Makin banyak ikatan rangkap dua yang terkonjugasi (isopren) dalam

molekul, pita serapan utama lebih tinggi, sehingga warnanya semakin merah.

Diperlukan minimum tujuh ikatan rangkap terkonjugasi sebelum warna kuning

yang dapat diserap timbul (deMan, 1997).

b. Rendemen

Rendemen minyak atsiri jahe emprit pada penelitian ini adalah 1,028%,

berdasarkan BSN, 1998 mengenai standar minyak jahe (SNI-06-1312-1998) tidak

dicantumkan standar mengenai rendemen namun jika dibandingkan dengan

59

penelitian terdahulu (rukmana, 2000) nilai tersebut masih memenuhi standar nilai

yaitu sebesar 1-3%.

Rendemen minyak atsiri dipengaruhi oleh banyak faktor, seperti tempat

tumbuh, perlakuan atau keadaan sampel, iklim, intensitas cahaya, jenis

tanamannya dan yang paling penting juga adalah kondisi/alat penyulingannya jika

alat mengalami kebocoran uap maka minyak atsiri juga akan menguap sehingga

dapat mengurangi nilai rendemennya, karena minyak atsiri itu sendiri adalah

minyak yang sifatnya mudah menguap pada suhu kamar. Begitu juga dengan

model penyulingan yang digunakan, model penyulingan yang dapat memberikan

nilai rendemen yang tinggi adalah model penyulingan uap langsung (Ulfah dan

Karsa, 2007). tetapi karena alat yang tersedia hanya model penyulingan perebusan

dengan air dan model tersebut memang cocok/sesuai dengan jenis sampel/bahan

penelitian yang digunakan maka model tersebut yang digunakan pada penelitian

ini.

c.
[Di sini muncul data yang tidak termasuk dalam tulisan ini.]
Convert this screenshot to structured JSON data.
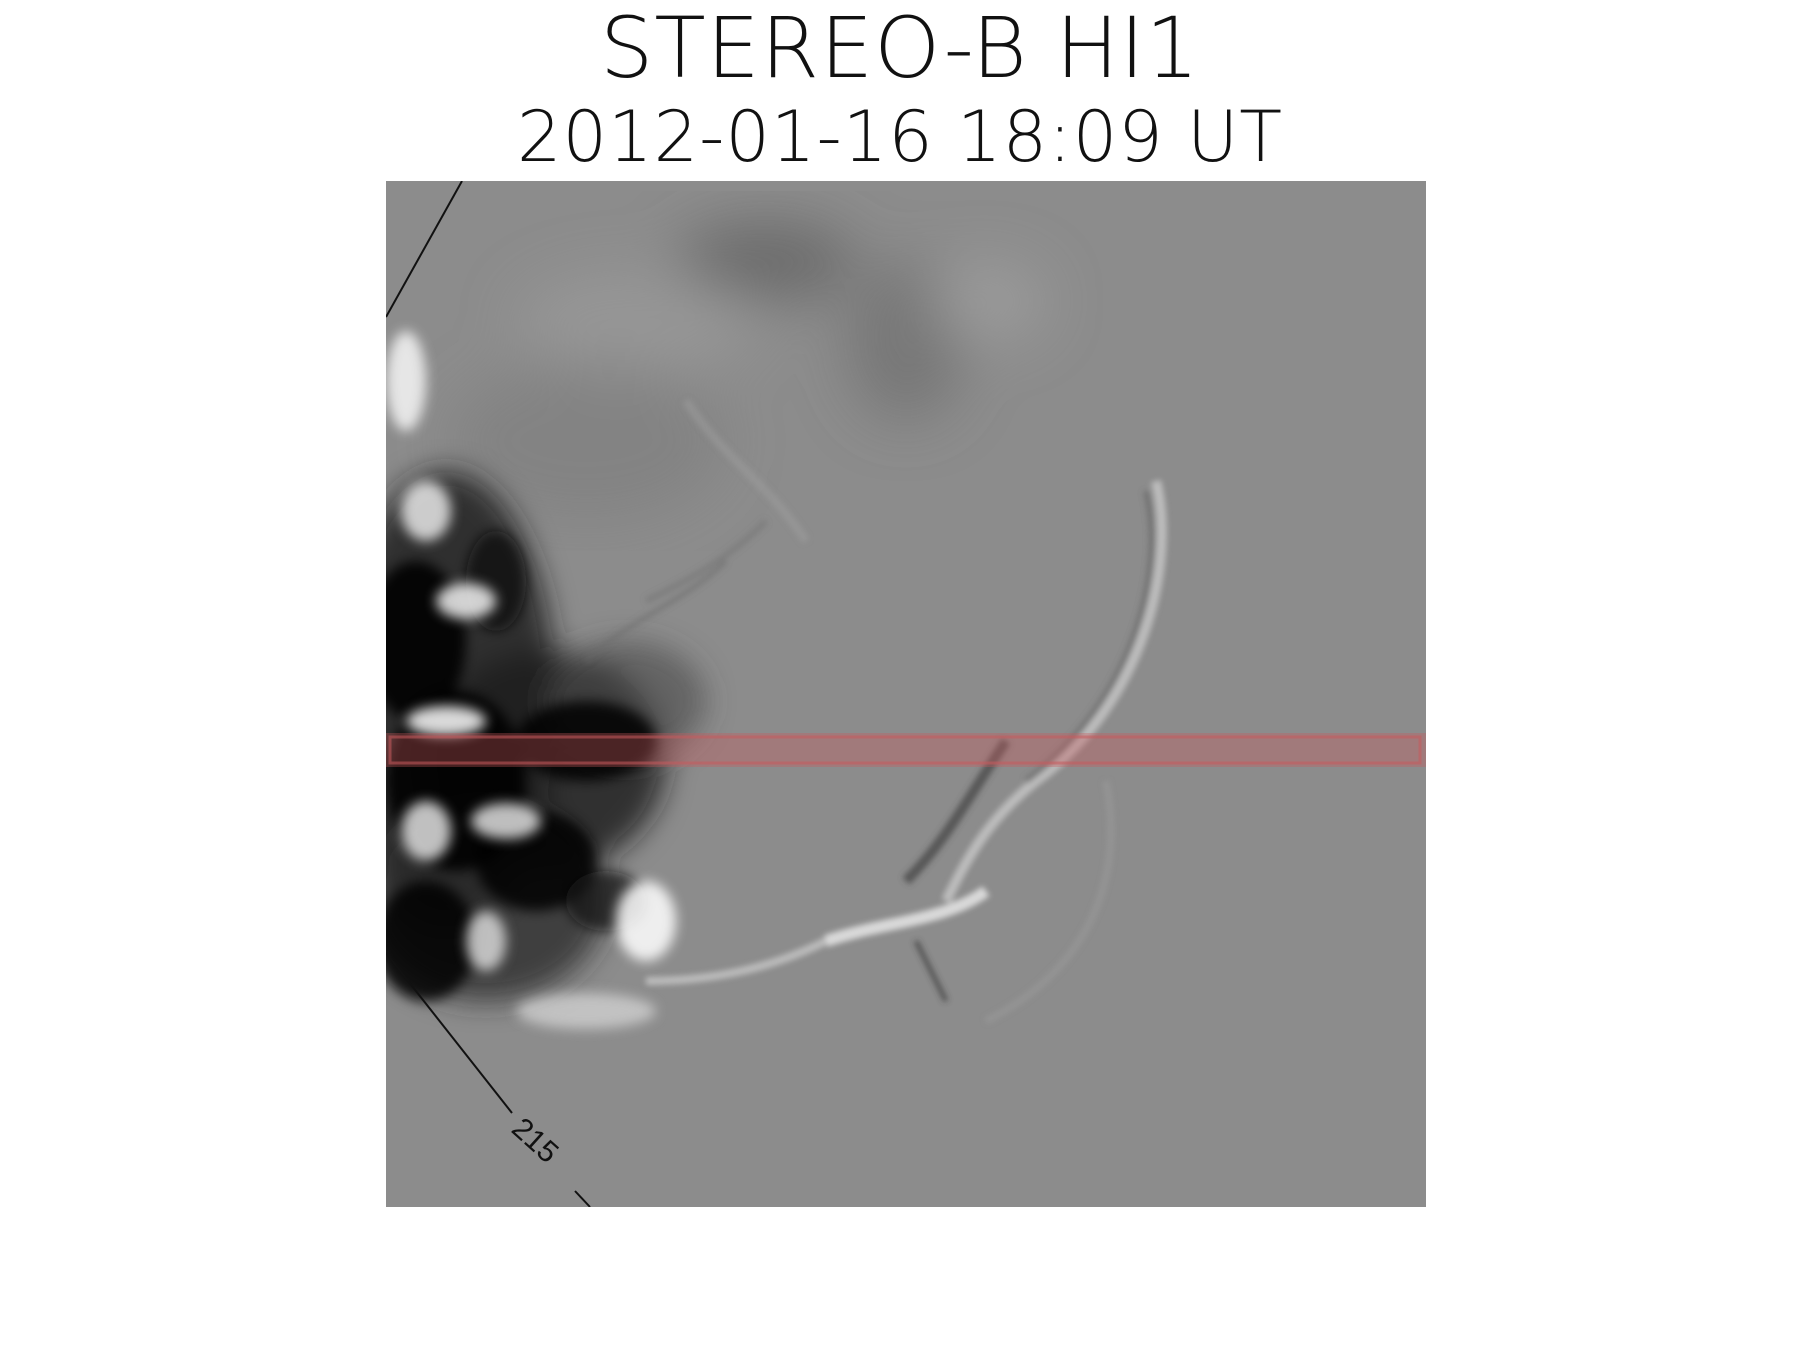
{
  "header": {
    "instrument": "STEREO-B HI1",
    "timestamp": "2012-01-16 18:09 UT"
  },
  "image": {
    "description_icon": "solar-corona-difference-image-icon",
    "background_color": "#8c8c8c",
    "highlight_color": "#c9595d",
    "angle_label": "215"
  }
}
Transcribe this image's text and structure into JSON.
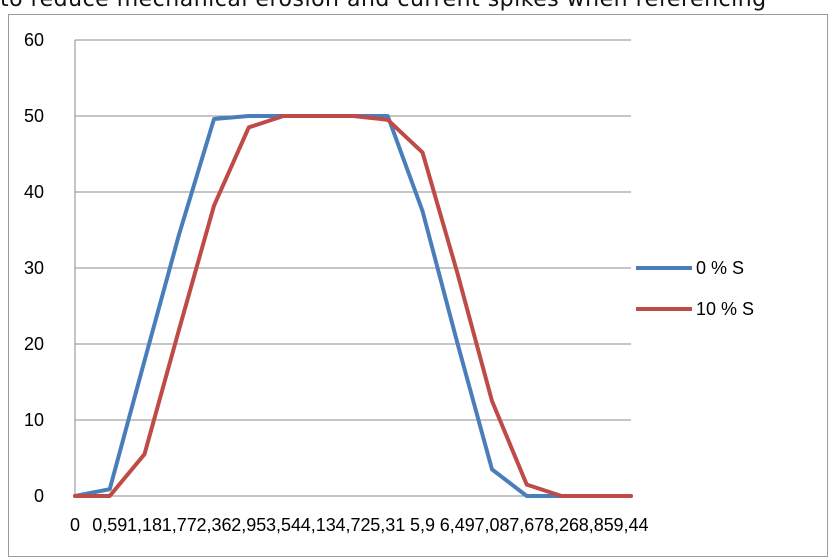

Bobot jenis

Pada penelitian ini didapatkan nilai bobot jenis sebesar 0,883 gram/cm3,

nilai tersebut masih sesuai dengan nilai standar dari BSN yaitu sebesar 0,877

sampai 0,889 gram/cm3. Bobot jenis sering digunakan sebagai salah satu kriteria

untuk menentukan kualitas dan kemurnian minyak atsiri yang diuji. Bobot jenis

dipengaruhi oleh senyawa yang terkandung di dalam minyak atsiri yang diuji.
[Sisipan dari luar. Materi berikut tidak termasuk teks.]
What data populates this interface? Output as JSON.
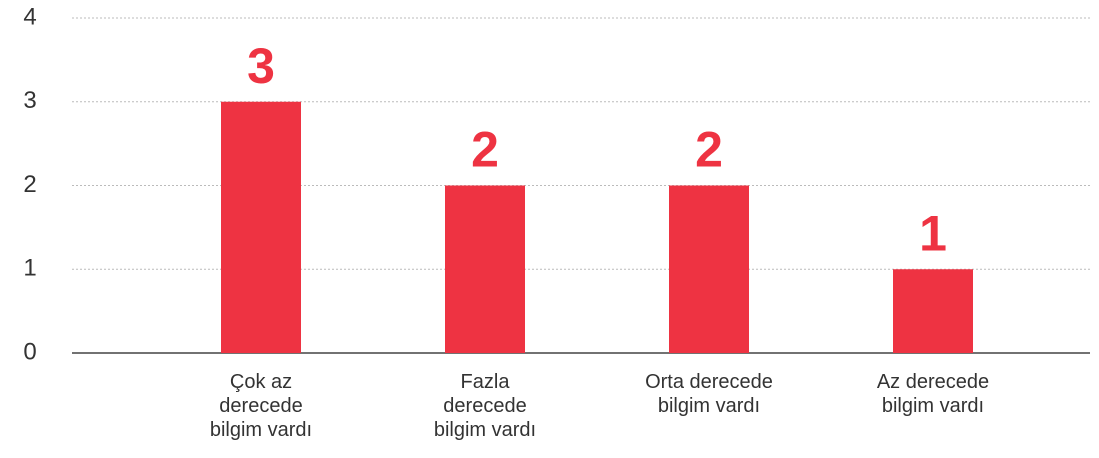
{
  "chart_data": {
    "type": "bar",
    "categories": [
      "Çok az derecede bilgim vardı",
      "Fazla derecede bilgim vardı",
      "Orta derecede bilgim vardı",
      "Az derecede bilgim vardı"
    ],
    "values": [
      3,
      2,
      2,
      1
    ],
    "color": "#ee3342",
    "ylim": [
      0,
      4
    ],
    "yticks": [
      0,
      1,
      2,
      3,
      4
    ],
    "grid": true
  }
}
Bobot jenis yang lebih besar dipengaruhi oleh kandungan senyawa yang memiliki

ikatan rangkap yang lebih besar dan rantai yang lebih panjang. Perbedaan bobot

jenis juga dapat terjadi akibat adanya zat-zat pengotor yang masih tertinggal di

dalam minyak atsiri. Didalam minyak terdapat kotoran yang berbentuk suspensi

60

koloid seperti fosfolipid, karbohidrat, senyawa yang mengandung nitrogen, serta

senyawa kompleks lainnya (Sulistiani, 2015).

d. Indeks bias

Indeks bias minyak atsiri sangat tergantung dengan komponen-komponen

yang terdapat dalam minyak atsiri yang dihasilkan. Semakin banyak komponen

berantai panjang seperti sesquiterpen atau komponen bergugus oksigen kerapatan

minyak atsiri akan semakin besar (Sastrohamidjojo, 2004).

Nilai indeks bias yang didapatkan pada penelitian ini adalah sebesar 1,476.
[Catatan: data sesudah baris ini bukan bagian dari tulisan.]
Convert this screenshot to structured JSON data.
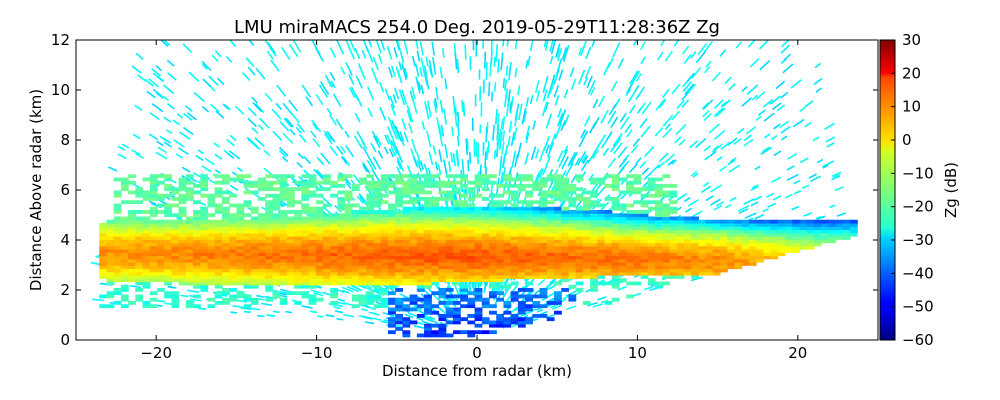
{
  "chart_data": {
    "type": "heatmap",
    "title": "LMU miraMACS 254.0 Deg. 2019-05-29T11:28:36Z  Zg",
    "xlabel": "Distance from radar (km)",
    "ylabel": "Distance Above radar  (km)",
    "xlim": [
      -25,
      25
    ],
    "ylim": [
      0,
      12
    ],
    "xticks": [
      -20,
      -10,
      0,
      10,
      20
    ],
    "xtick_labels": [
      "−20",
      "−10",
      "0",
      "10",
      "20"
    ],
    "yticks": [
      0,
      2,
      4,
      6,
      8,
      10,
      12
    ],
    "ytick_labels": [
      "0",
      "2",
      "4",
      "6",
      "8",
      "10",
      "12"
    ],
    "grid": false,
    "colorbar": {
      "label": "Zg (dB)",
      "range": [
        -60,
        30
      ],
      "colormap": "jet",
      "ticks": [
        -60,
        -50,
        -40,
        -30,
        -20,
        -10,
        0,
        10,
        20,
        30
      ],
      "tick_labels": [
        "−60",
        "−50",
        "−40",
        "−30",
        "−20",
        "−10",
        "0",
        "10",
        "20",
        "30"
      ]
    },
    "scan": {
      "geometry": "RHI",
      "max_range_km": 24,
      "min_elevation_deg": 10
    },
    "features": [
      {
        "name": "noise-speckle",
        "zg_db": -27,
        "height_km": [
          0.5,
          12
        ]
      },
      {
        "name": "upper-cloud-layer",
        "zg_db": -18,
        "height_km": [
          5.2,
          6.6
        ]
      },
      {
        "name": "main-precip-layer",
        "zg_db": 3,
        "height_km": [
          2.4,
          5.2
        ],
        "peak_zg_db": 12
      },
      {
        "name": "near-radar-weak-echo",
        "zg_db": -45,
        "height_km": [
          0,
          2
        ]
      }
    ]
  }
}
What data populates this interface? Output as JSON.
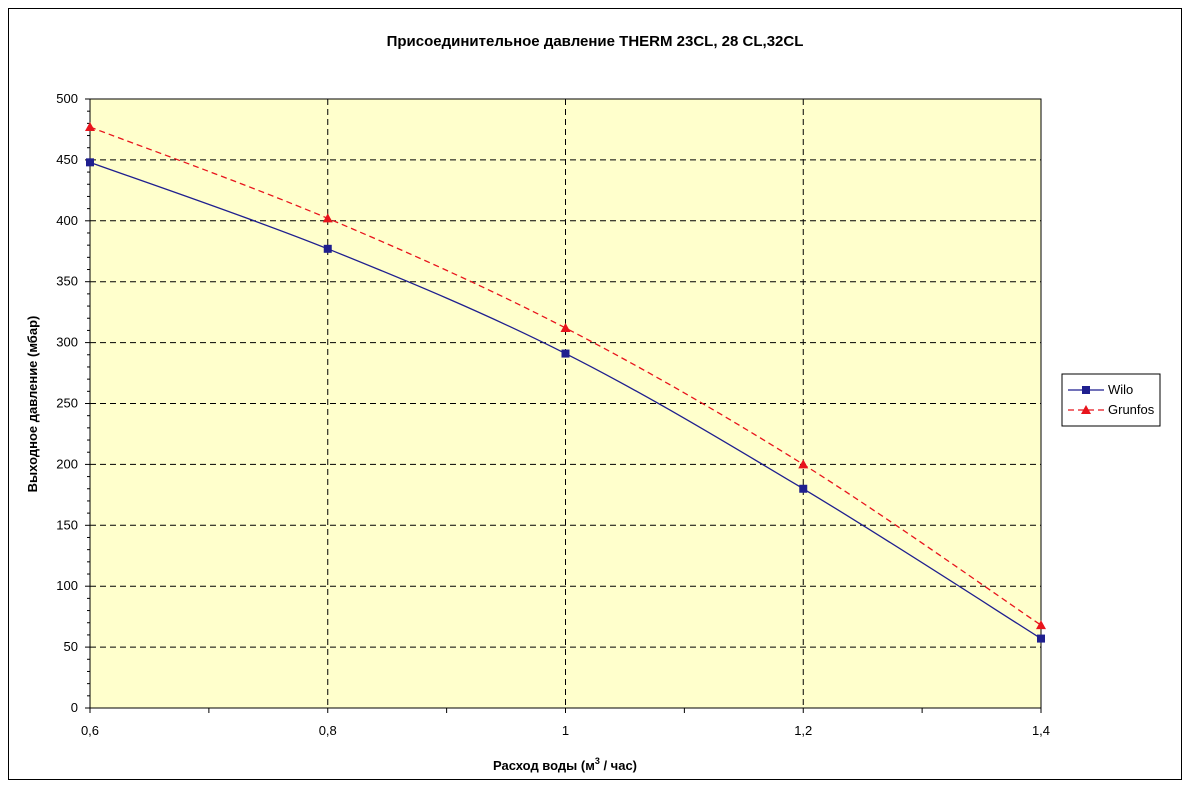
{
  "chart_data": {
    "type": "line",
    "title": "Присоединительное давление THERM 23CL, 28 CL,32CL",
    "xlabel_main": "Расход воды (м",
    "xlabel_sup": "3",
    "xlabel_tail": " / час)",
    "ylabel": "Выходное давление (мбар)",
    "x": [
      0.6,
      0.8,
      1.0,
      1.2,
      1.4
    ],
    "x_tick_labels": [
      "0,6",
      "0,8",
      "1",
      "1,2",
      "1,4"
    ],
    "xlim": [
      0.6,
      1.4
    ],
    "ylim": [
      0,
      500
    ],
    "y_ticks": [
      0,
      50,
      100,
      150,
      200,
      250,
      300,
      350,
      400,
      450,
      500
    ],
    "grid": true,
    "plot_background": "#FFFFCC",
    "legend_position": "right",
    "series": [
      {
        "name": "Wilo",
        "values": [
          448,
          377,
          291,
          180,
          57
        ],
        "color": "#1F1F8F",
        "marker": "square",
        "dash": "solid"
      },
      {
        "name": "Grunfos",
        "values": [
          477,
          402,
          312,
          200,
          68
        ],
        "color": "#E8141C",
        "marker": "triangle",
        "dash": "dashed"
      }
    ]
  }
}
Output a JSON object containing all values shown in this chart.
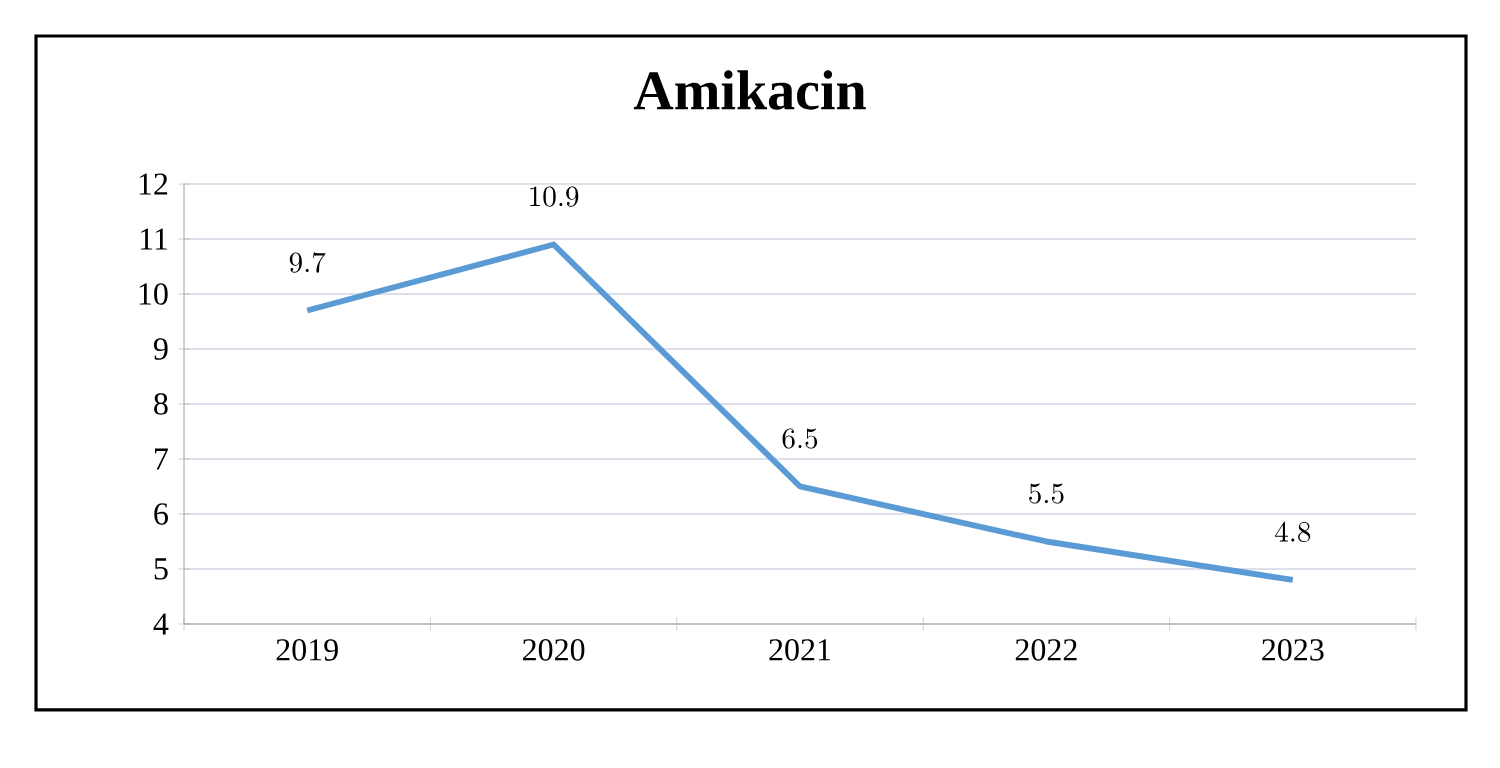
{
  "chart_data": {
    "type": "line",
    "title": "Amikacin",
    "categories": [
      "2019",
      "2020",
      "2021",
      "2022",
      "2023"
    ],
    "values": [
      9.7,
      10.9,
      6.5,
      5.5,
      4.8
    ],
    "color": "#5b9bd5",
    "ylim": [
      4,
      12
    ],
    "yticks": [
      4,
      5,
      6,
      7,
      8,
      9,
      10,
      11,
      12
    ],
    "grid": "y",
    "data_labels": true,
    "marker": "none"
  }
}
Nilai tersebut sedikit lebih rendah jika dibandingkan dengan nilai standar dalam

pada tabel 8 yaitu 1,485 sampai dengan 1,492. Nilai yang lebih rendah dari

standar tersebut dapat terjadi akibat dua hal yaitu masih terdapatnya kandungan

air di dalam minyak dan juga terdapat sedikit komponen yang berantai panjang.

Perbedaan jenis komponen yang terdapat didalam minyak atsiri tersebut dapat

disebabkan oleh perbedaan cara destilasi, jenis pelarut yang digunakan, dan suhu

yang digunakan.

Menurut Guenther (1987), nilai indeks bias juga dipengaruhi salah satunya

dengan adanya air dalam kandungan minyak nilam tersebut. Semakin banyak

kandungan airnya, maka semakin kecil nilai indeks biasnya. Hal ini disebabkan

sifat dari air yang mudah membiaskan cahaya yang datang. Hal ini dapat menjadi

hal yang penting dalam penentuan kemurnian minyak atsiri. Minyak atsiri yang

tercampur substansi pemalsu maka indeks bias nya akan lebih rendah.

Irawan (2010) menyatakan bahwa waktu proses penyulingan yang

semakin lama akan meningkatkan indeks bias, hal ini disebabkan karena semakin

61

lama waktu proses penyulingan, maka semakin banyak komponen fraksi berat

yang tersuling sehingga indeks bias minyak semakin besar.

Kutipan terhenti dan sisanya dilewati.